Joe Leydon Film Critic Craig T. Nelson is an extremely fine and too often underappreciated actor, and it’s difficult not to be at least mildly impressed by his absolutely fearless lead performance in “Green and Gold.” In director Anders Lindwall’s ponderous and predictable drama, he plays Buck, a debt-ridden Wisconsin dairy farmer who’s way too proud and tradition-bound to change his ways, and ultimately so desperate that he literally agrees to bet the farm in order to save it.
To put it bluntly, Nelson gives this clichéd indie a lot more than it ever gives him.
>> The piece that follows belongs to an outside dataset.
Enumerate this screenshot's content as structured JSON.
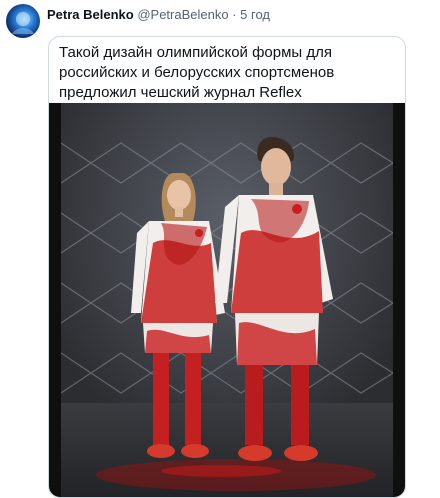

Hank is not always an easy man to like, and it’s obvious that neither Nelson nor Lindwall wants to make him any more likable than he has to be.
Lean and leathery, with a stoic grimace as his facial expression of choice, Hank is a salt-of-the-earth guy who loves Margaret (Annabel Armour), his supportive and infinitely patient wife of several years, and Jenny (Madison Lawlor), his musically inclined granddaughter, only slightly less than his beloved Green Bay Packers.
But that doesn’t mean he’s willing to listen to them or anyone else when it comes to updating his low-tech equipment — he appears to relish using a horse-drawn plow instead of a tractor — or changing much of anything else about his life and work.